Docker 1.10, the latest version of the software containerization system, addresses one of its most long-standing criticisms.
Until now, containers have had to run as root under the Docker daemon, with various hair-raising (in)security implications. The solution in Docker 1.10 is a feature called user namespacing. Originally introduced as an experimental feature in version 1.9, it’s now generally available in version 1.10 along with a bundle of other improvements.
A safe space for your name
With user namespaces, privileges for the Docker daemon and container are handled separately, so each container can receive its own user-level privileges. Containers do not need root access on the host, although the Docker daemon still does.
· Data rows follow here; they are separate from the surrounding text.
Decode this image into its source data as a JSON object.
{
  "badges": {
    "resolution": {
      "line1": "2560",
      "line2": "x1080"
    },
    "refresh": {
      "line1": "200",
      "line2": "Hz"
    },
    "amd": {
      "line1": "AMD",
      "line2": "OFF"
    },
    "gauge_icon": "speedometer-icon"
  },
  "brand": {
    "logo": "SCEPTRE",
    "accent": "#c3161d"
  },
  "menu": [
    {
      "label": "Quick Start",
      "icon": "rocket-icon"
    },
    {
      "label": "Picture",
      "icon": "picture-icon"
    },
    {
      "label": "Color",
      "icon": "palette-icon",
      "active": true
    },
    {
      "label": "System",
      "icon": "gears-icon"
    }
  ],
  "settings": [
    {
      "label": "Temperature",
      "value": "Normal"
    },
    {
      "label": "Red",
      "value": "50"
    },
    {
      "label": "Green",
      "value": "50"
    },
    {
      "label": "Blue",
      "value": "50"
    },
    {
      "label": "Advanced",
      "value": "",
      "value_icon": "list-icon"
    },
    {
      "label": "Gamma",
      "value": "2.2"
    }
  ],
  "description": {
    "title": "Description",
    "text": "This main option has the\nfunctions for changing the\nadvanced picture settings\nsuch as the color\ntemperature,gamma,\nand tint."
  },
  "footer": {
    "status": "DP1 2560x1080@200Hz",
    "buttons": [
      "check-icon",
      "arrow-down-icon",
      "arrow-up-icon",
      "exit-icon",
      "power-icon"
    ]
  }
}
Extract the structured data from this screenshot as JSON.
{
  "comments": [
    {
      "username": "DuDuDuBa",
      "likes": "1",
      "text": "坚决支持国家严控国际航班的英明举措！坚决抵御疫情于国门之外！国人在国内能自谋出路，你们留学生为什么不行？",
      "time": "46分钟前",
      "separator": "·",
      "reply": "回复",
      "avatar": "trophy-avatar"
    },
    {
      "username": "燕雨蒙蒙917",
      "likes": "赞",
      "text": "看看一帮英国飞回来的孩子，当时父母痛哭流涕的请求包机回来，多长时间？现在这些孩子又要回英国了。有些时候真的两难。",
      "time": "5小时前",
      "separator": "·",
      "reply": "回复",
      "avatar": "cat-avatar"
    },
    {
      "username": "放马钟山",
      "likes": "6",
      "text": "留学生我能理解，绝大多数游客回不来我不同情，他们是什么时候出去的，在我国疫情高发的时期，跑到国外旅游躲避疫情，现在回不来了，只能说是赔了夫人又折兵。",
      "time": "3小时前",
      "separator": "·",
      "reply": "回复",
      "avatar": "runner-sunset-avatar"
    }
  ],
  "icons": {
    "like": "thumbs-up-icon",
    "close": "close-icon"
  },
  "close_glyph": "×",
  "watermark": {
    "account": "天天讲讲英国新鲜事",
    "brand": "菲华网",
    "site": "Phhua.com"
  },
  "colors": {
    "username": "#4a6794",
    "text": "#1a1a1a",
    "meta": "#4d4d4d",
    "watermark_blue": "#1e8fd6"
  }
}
However, Nathan McCauley, director of security at Docker, clarified in an email that user namespaces are currently available only for Linux. “Windows has its own isolation features that we’ll integrate with Docker,” he wrote. “On every platform we’ll aim to support every isolation feature.”
Docker has further expanded on user namespaces by providing a plug-in mechanism for authorization, so admins can configure how Docker deals with user access policies within their organization. Syscalls passed from containers can also be permitted, denied, or traced based on policy settings.
That the Docker runtime runs as root, and the security implicationsa> stemming from that, have long been chief criticisms of Docker. CoreOS was among the most vocal critics, and used the 1.0 release of its rkt container runtime to show how it is possible to run containers without root access. (Rkt can run existing Docker containers as-is.)
Docker has long been aware that having users in containers potentially run as root is problematic, but it took them several point revisions of Docker to mitigate that by way of namespace support and make it stable. CoreOS’s rkt currently hasexperimental support for such a feature.
Re-weaving the net
Docker 1.10 adds major improvements in two other areas. Docker Compose, the native Docker tool for creating multicontainer applications, has a new definition format that now includes ways to describe networks between containers, as supported by Docker’s networking subsystem. This means the work needed to describe a multicontainer application is spread across fewer places.
Networking has also been bolstered. The Docker daemon now includes its own DNS client, which is a way to allow container networks to automatically perform service discovery without the /etc/hosts hackery that was previously required. DNS queries can also be forwarded to an external server if needed.
This goes hand-in-hand with a new internal networking feature that lets containers have network traffic restricted to only their own private subnet by specifying a command-line flag.
Networking has been another long-standing Docker issue and was eventually solved by acquiring and integrating a third-party solution. The latest changes to Docker networking are being touted as a way to take the network topology created for a Dockerized application in development and deploy it in production without changes — addressing another persistent criticism stemming from the limits of Docker’s legacy networking model.